Private-Equity-Firmen können den IRR aufgrund ihrer Fähigkeit zur Kreditaufnahme steigern. Die Zinssätze sind so niedrig, dass sie sich Geld leihen, um eine neue Investition zu tätigen. Nachdem sie die Investition eine Weile gehalten haben, verwenden sie das Geld der Anleger, um den Kredit abzubezahlen, und übernehmen das Eigentum an dem Vermögenswert, wenn es so aussieht, als würde sich die Investition bald zurückzahlen. Daher sieht es so aus, als hätten die Anleger in kurzer Zeit eine enorme Rendite erzielt. Durch den Einsatz von Fremdmitteln sieht der IRR deutlich besser aus.

Wie Private Equity zur Entstehung der Finanzkrise beitrug

Laut Prequin.com wurden im Jahr 2006 486 Milliarden US-Dollar an Private-Equity-Mitteln eingeworben. Dieses zusätzliche Kapital hat viele öffentliche Unternehmen von der Börse genommen und so die Aktienkurse der verbleibenden Unternehmen in die Höhe getrieben. Darüber hinaus ermöglichte die Private-Equity-Finanzierung Unternehmen den Rückkauf eigener Aktien, was ebenfalls zu einem Anstieg der verbleibenden Aktienkurse führte. 

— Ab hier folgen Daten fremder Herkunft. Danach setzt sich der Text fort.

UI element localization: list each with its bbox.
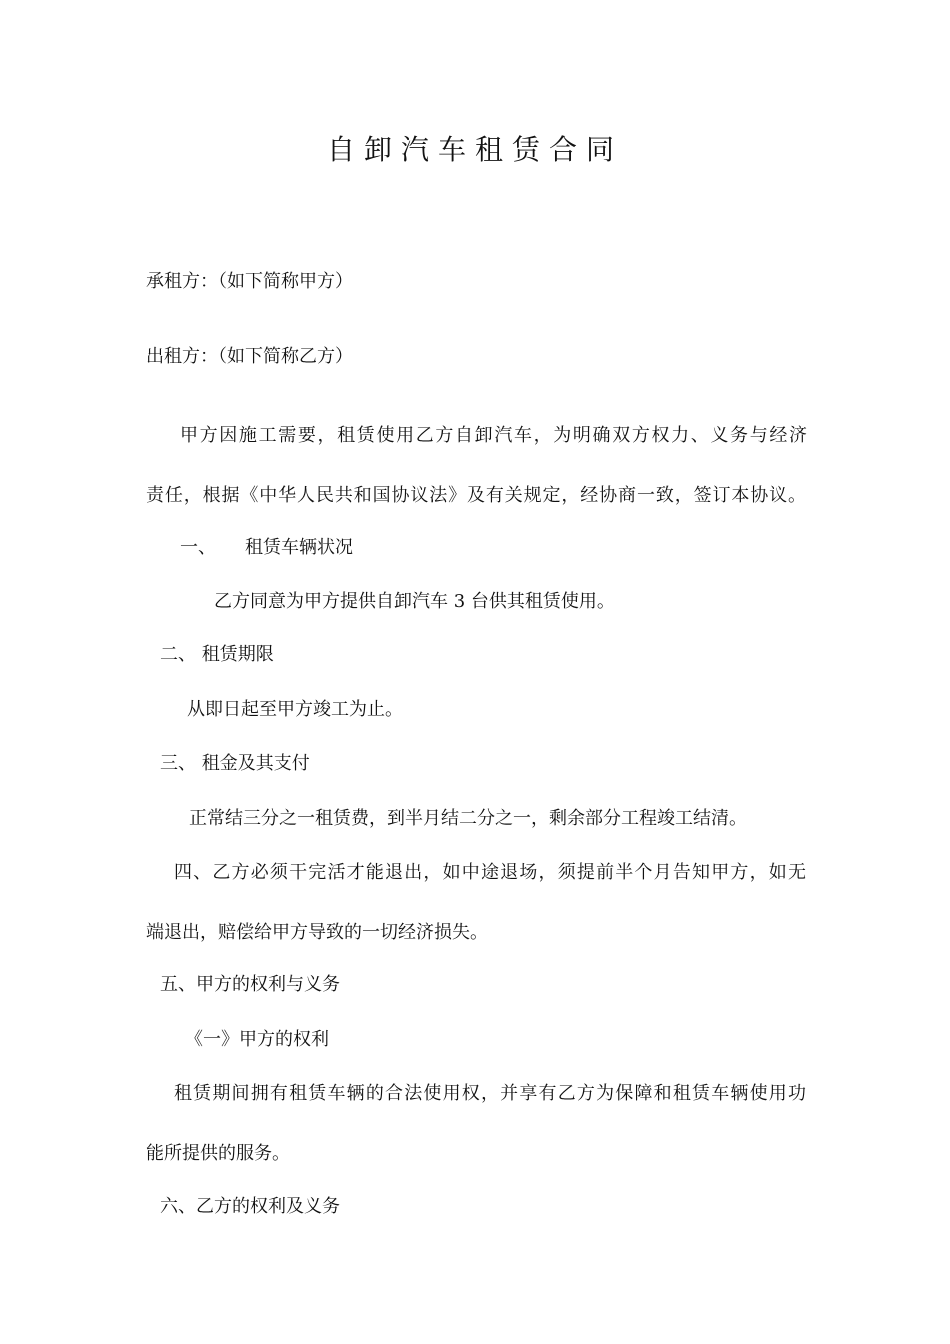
section-6-heading: 六、乙方的权利及义务 [160, 1196, 340, 1217]
section-1-number: 一、 [180, 537, 216, 558]
section-4-line-2: 端退出，赔偿给甲方导致的一切经济损失。 [146, 922, 488, 943]
intro-paragraph-line-2: 责任，根据《中华人民共和国协议法》及有关规定，经协商一致，签订本协议。 [146, 485, 806, 506]
section-5-subheading-1: 《一》甲方的权利 [185, 1029, 329, 1050]
section-5-body-line-2: 能所提供的服务。 [146, 1143, 290, 1164]
section-1-body: 乙方同意为甲方提供自卸汽车 3 台供其租赁使用。 [214, 591, 615, 612]
section-3-body: 正常结三分之一租赁费，到半月结二分之一，剩余部分工程竣工结清。 [189, 808, 747, 829]
section-3-heading: 三、 租金及其支付 [160, 753, 310, 774]
lessor-line: 出租方：（如下简称乙方） [146, 346, 353, 367]
section-1-heading: 租赁车辆状况 [245, 537, 353, 558]
section-5-heading: 五、甲方的权利与义务 [160, 974, 340, 995]
lessee-line: 承租方：（如下简称甲方） [146, 271, 353, 292]
section-5-body-line-1: 租赁期间拥有租赁车辆的合法使用权，并享有乙方为保障和租赁车辆使用功 [174, 1083, 806, 1104]
intro-paragraph-line-1: 甲方因施工需要，租赁使用乙方自卸汽车，为明确双方权力、义务与经济 [180, 425, 807, 446]
section-2-heading: 二、 租赁期限 [160, 644, 274, 665]
document-title: 自卸汽车租赁合同 [326, 133, 623, 166]
section-2-body: 从即日起至甲方竣工为止。 [187, 699, 403, 720]
section-4-line-1: 四、乙方必须干完活才能退出，如中途退场，须提前半个月告知甲方，如无 [174, 862, 806, 883]
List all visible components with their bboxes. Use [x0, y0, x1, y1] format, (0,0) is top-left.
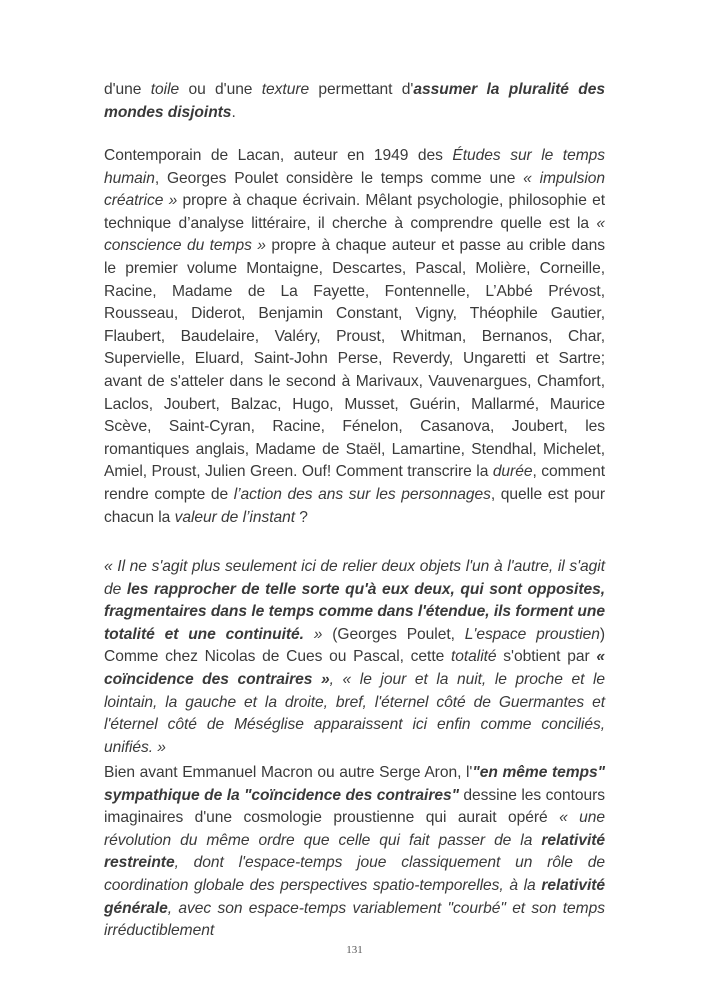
text-run: permettant d' [309, 81, 414, 98]
italic-run: l’action des ans sur les personnages [233, 485, 491, 503]
italic-run: « impulsion créatrice » [104, 169, 605, 210]
italic-run: toile [150, 81, 180, 98]
italic-run: valeur de l’instant [174, 508, 295, 526]
bold-italic-run: "en même temps" sympathique de la "coïncidence des contraires" [104, 764, 606, 804]
bold-italic-run: assumer la pluralité des mondes disjoints [104, 81, 605, 121]
text-run: . [231, 103, 236, 121]
text-run: dessine les contours imaginaires d'une cosmologie proustienne qui aurait opéré [104, 786, 605, 827]
italic-run: , avec son espace-temps variablement "courbé" et son temps irréductiblement [104, 899, 605, 940]
paragraph-1 [104, 79, 605, 124]
text-run: ? [295, 508, 308, 526]
italic-run: , « le jour et la nuit, le proche et le lointain, la gauche et la droite, bref, l'éternel côté de Guermantes et l'éternel côté de Méséglise apparaissent ici enfin comme conciliés, unifiés. » [104, 670, 605, 756]
italic-run: « conscience du temps » [104, 214, 605, 255]
bold-italic-run: relativité générale [104, 876, 605, 917]
text-run: , quelle est pour chacun la [104, 485, 605, 526]
text-run: propre à chaque écrivain. Mêlant psychologie, philosophie et technique d’analyse littéraire, il cherche à comprendre quelle est la [104, 192, 606, 232]
bold-italic-run: « coïncidence des contraires » [104, 648, 605, 688]
paragraph-4 [104, 762, 605, 943]
text-run: Bien avant Emmanuel Macron ou autre Serge Aron, l' [104, 764, 473, 781]
text-run: Contemporain de Lacan, auteur en 1949 des [104, 147, 453, 164]
text-run: ) Comme chez Nicolas de Cues ou Pascal, cette [104, 625, 606, 666]
bold-italic-run: les rapprocher de telle sorte qu'à eux deux, qui sont opposites, fragmentaires dans le temps comme dans l'étendue, ils forment une totalité et une continuité. [104, 580, 606, 643]
italic-run: « une révolution du même ordre que celle qui fait passer de la [104, 809, 605, 849]
text-run: ou d'une [179, 81, 262, 98]
paragraph-3-quote [104, 556, 605, 759]
italic-run: texture [261, 81, 310, 98]
text-run: , comment rendre compte de [104, 463, 605, 503]
text-run: s'obtient par [496, 648, 597, 666]
italic-run: » [303, 625, 333, 643]
italic-run: durée [492, 463, 533, 481]
page-number: 131 [346, 944, 363, 956]
text-run: d'une [104, 81, 151, 98]
italic-run: Études sur le temps humain [104, 147, 606, 187]
paragraph-2 [104, 145, 605, 529]
bold-italic-run: relativité restreinte [104, 831, 605, 872]
italic-run: « Il ne s'agit plus seulement ici de relier deux objets l'un à l'autre, il s'agit de [104, 558, 605, 598]
text-run: (Georges Poulet, [332, 625, 465, 643]
text-run: , Georges Poulet considère le temps comme une [154, 169, 524, 187]
text-run: propre à chaque auteur et passe au crible dans le premier volume Montaigne, Descartes, Pascal, Molière, Corneille, Racine, Madame de La Fayette, Fontennelle, L’Abbé Prévost, Rousseau, Diderot, Benjamin Constant, Vigny, Théophile Gautier, Flaubert, Baudelaire, Valéry, Proust, Whitman, Bernanos, Char, Supervielle, Eluard, Saint-John Perse, Reverdy, Ungaretti et Sartre; avant de s'atteler dans le second à Marivaux, Vauvenargues, Chamfort, Laclos, Joubert, Balzac, Hugo, Musset, Guérin, Mallarmé, Maurice Scève, Saint-Cyran, Racine, Fénelon, Casanova, Joubert, les romantiques anglais, Madame de Staël, Lamartine, Stendhal, Michelet, Amiel, Proust, Julien Green. Ouf! Comment transcrire la [104, 237, 605, 481]
italic-run: totalité [451, 648, 497, 666]
italic-run: L'espace proustien [464, 625, 600, 643]
italic-run: , dont l'espace-temps joue classiquement un rôle de coordination globale des perspectives spatio-temporelles, à la [104, 854, 605, 894]
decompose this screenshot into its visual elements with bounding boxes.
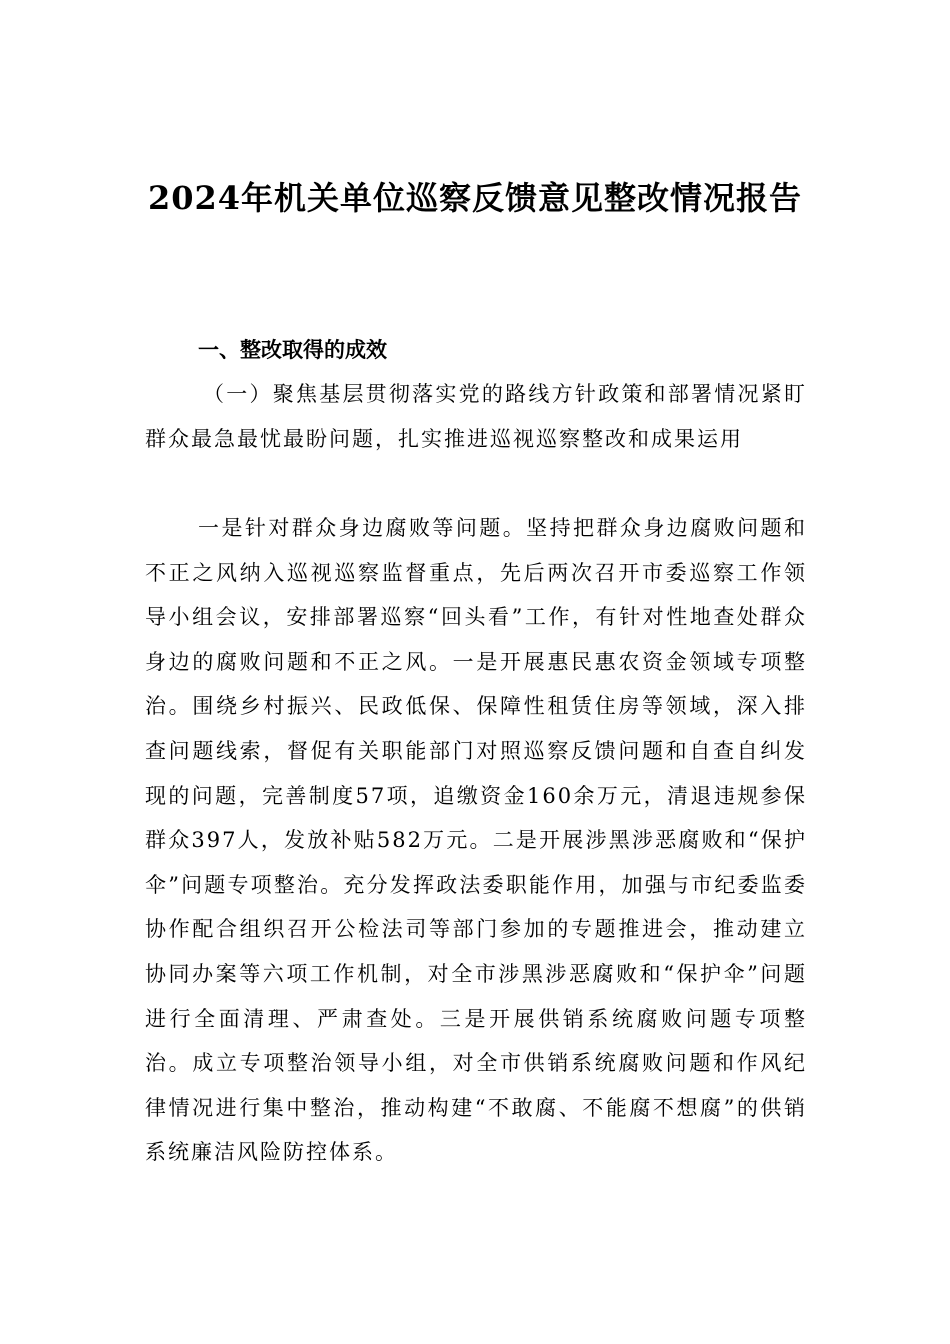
body-paragraph: 一是针对群众身边腐败等问题。坚持把群众身边腐败问题和不正之风纳入巡视巡察监督重点，先后两次召开市委巡察工作领导小组会议，安排部署巡察“回头看”工作，有针对性地查处群众身边的腐败问题和不正之风。一是开展惠民惠农资金领域专项整治。围绕乡村振兴、民政低保、保障性租赁住房等领域，深入排查问题线索，督促有关职能部门对照巡察反馈问题和自查自纠发现的问题，完善制度57项，追缴资金160余万元，清退违规参保群众397人，发放补贴582万元。二是开展涉黑涉恶腐败和“保护伞”问题专项整治。充分发挥政法委职能作用，加强与市纪委监委协作配合组织召开公检法司等部门参加的专题推进会，推动建立协同办案等六项工作机制，对全市涉黑涉恶腐败和“保护伞”问题进行全面清理、严肃查处。三是开展供销系统腐败问题专项整治。成立专项整治领导小组，对全市供销系统腐败问题和作风纪律情况进行集中整治，推动构建“不敢腐、不能腐不想腐”的供销系统廉洁风险防控体系。	[145, 516, 807, 1165]
document-title: 2024年机关单位巡察反馈意见整改情况报告	[147, 179, 803, 217]
subsection-heading: （一）聚焦基层贯彻落实党的路线方针政策和部署情况紧盯群众最急最忧最盼问题，扎实推进巡视巡察整改和成果运用	[145, 382, 807, 451]
section-heading: 一、整改取得的成效	[198, 338, 387, 362]
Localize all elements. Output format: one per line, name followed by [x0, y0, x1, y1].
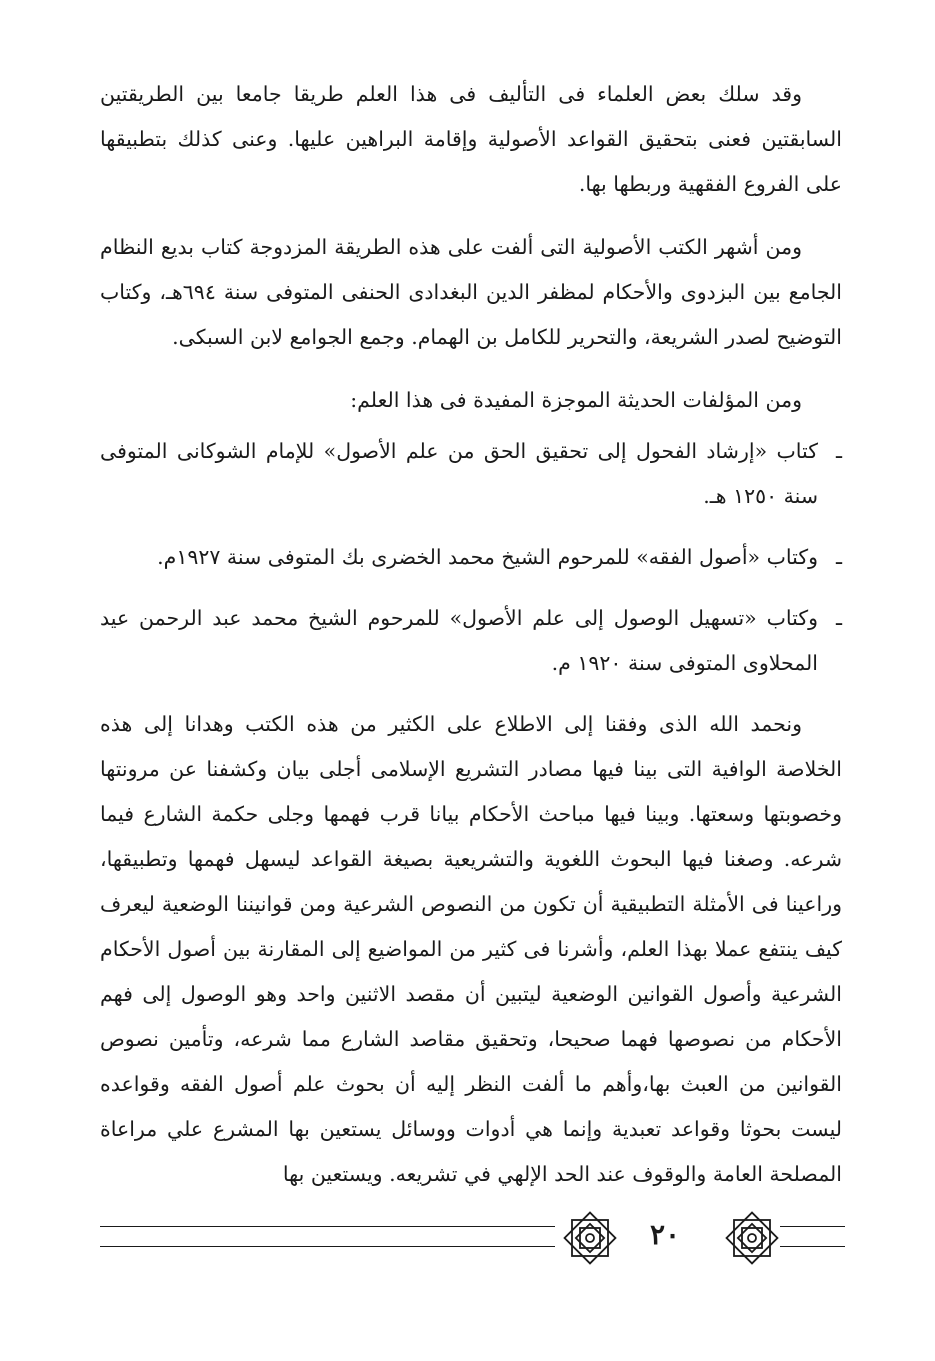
list-item-text: وكتاب «تسهيل الوصول إلى علم الأصول» للمرحوم الشيخ محمد عبد الرحمن عيد المحلاوى المتوفى سنة ١٩٢٠ م.: [100, 606, 818, 675]
bullet-dash: ـ: [835, 439, 842, 463]
paragraph-intro: وقد سلك بعض العلماء فى التأليف فى هذا العلم طريقا جامعا بين الطريقتين السابقتين فعنى بتحقيق القواعد الأصولية وإقامة البراهين عليها. وعنى كذلك بتطبيقها على الفروع الفقهية وربطها بها.: [100, 82, 842, 196]
paragraph-famous-books: ومن أشهر الكتب الأصولية التى ألفت على هذه الطريقة المزدوجة كتاب بديع النظام الجامع بين البزدوى والأحكام لمظفر الدين البغدادى الحنفى المتوفى سنة ٦٩٤هـ، وكتاب التوضيح لصدر الشريعة، والتحرير للكامل بن الهمام. وجمع الجوامع لابن السبكى.: [100, 235, 842, 349]
list-item-text: وكتاب «أصول الفقه» للمرحوم الشيخ محمد الخضرى بك المتوفى سنة ١٩٢٧م.: [157, 545, 818, 569]
eight-point-star-ornament-icon: [560, 1208, 620, 1268]
eight-point-star-ornament-icon: [722, 1208, 782, 1268]
page-footer: [100, 1208, 845, 1278]
footer-rule-left-top: [100, 1226, 555, 1227]
footer-rule-right-top: [780, 1226, 845, 1227]
paragraph-closing: ونحمد الله الذى وفقنا إلى الاطلاع على الكثير من هذه الكتب وهدانا إلى هذه الخلاصة الوافية التى بينا فيها مصادر التشريع الإسلامى أجلى بيان وكشفنا عن مرونتها وخصوبتها وسعتها. وبينا فيها مباحث الأحكام بيانا قرب فهمها وجلى حكمة الشارع فيما شرعه. وصغنا فيها البحوث اللغوية والتشريعية بصيغة القواعد ليسهل فهمها وتطبيقها، وراعينا فى الأمثلة التطبيقية أن تكون من النصوص الشرعية ومن قوانيننا الوضعية ليعرف كيف ينتفع عملا بهذا العلم، وأشرنا فى كثير من المواضيع إلى المقارنة بين أصول الأحكام الشرعية وأصول القوانين الوضعية ليتبين أن مقصد الاثنين واحد وهو الوصول إلى فهم الأحكام من نصوصها فهما صحيحا، وتحقيق مقاصد الشارع مما شرعه، وتأمين نصوص القوانين من العبث بها،وأهم ما ألفت النظر إليه أن بحوث علم أصول الفقه وقواعده ليست بحوثا وقواعد تعبدية وإنما هي أدوات ووسائل يستعين بها المشرع علي مراعاة المصلحة العامة والوقوف عند الحد الإلهي في تشريعه. ويستعين بها: [100, 712, 842, 1186]
body-text: [100, 72, 842, 1215]
list-item: [100, 535, 842, 580]
page-number: ٢٠: [649, 1218, 681, 1251]
list-item: [100, 596, 842, 686]
list-item-text: كتاب «إرشاد الفحول إلى تحقيق الحق من علم الأصول» للإمام الشوكانى المتوفى سنة ١٢٥٠ هـ.: [100, 439, 818, 508]
paragraph-modern-works: ومن المؤلفات الحديثة الموجزة المفيدة فى هذا العلم:: [350, 388, 802, 412]
footer-rule-right-bottom: [780, 1246, 845, 1247]
bullet-dash: ـ: [835, 545, 842, 569]
footer-rule-left-bottom: [100, 1246, 555, 1247]
bullet-dash: ـ: [835, 606, 842, 630]
list-item: [100, 429, 842, 519]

Viele der Kredite, die Banken den Private-Equity-Fonds gewährten, wurden dann als besicherte Schuldverschreibungen verkauft. Aus diesem Grund war es den Banken egal, ob die Kredite gut waren oder nicht. wenn sie schlecht waren, blieb jemand anderes bei ihnen. Darüber hinaus waren die Auswirkungen des Scheiterns dieser Kredite in allen Finanzsektoren zu spüren, nicht nur in den Banken. Die durch Private Equity geschaffene überschüssige Liquidität war eine der Ursachen für die Bankenliquiditätskrise 2007 und die anschließende Rezession.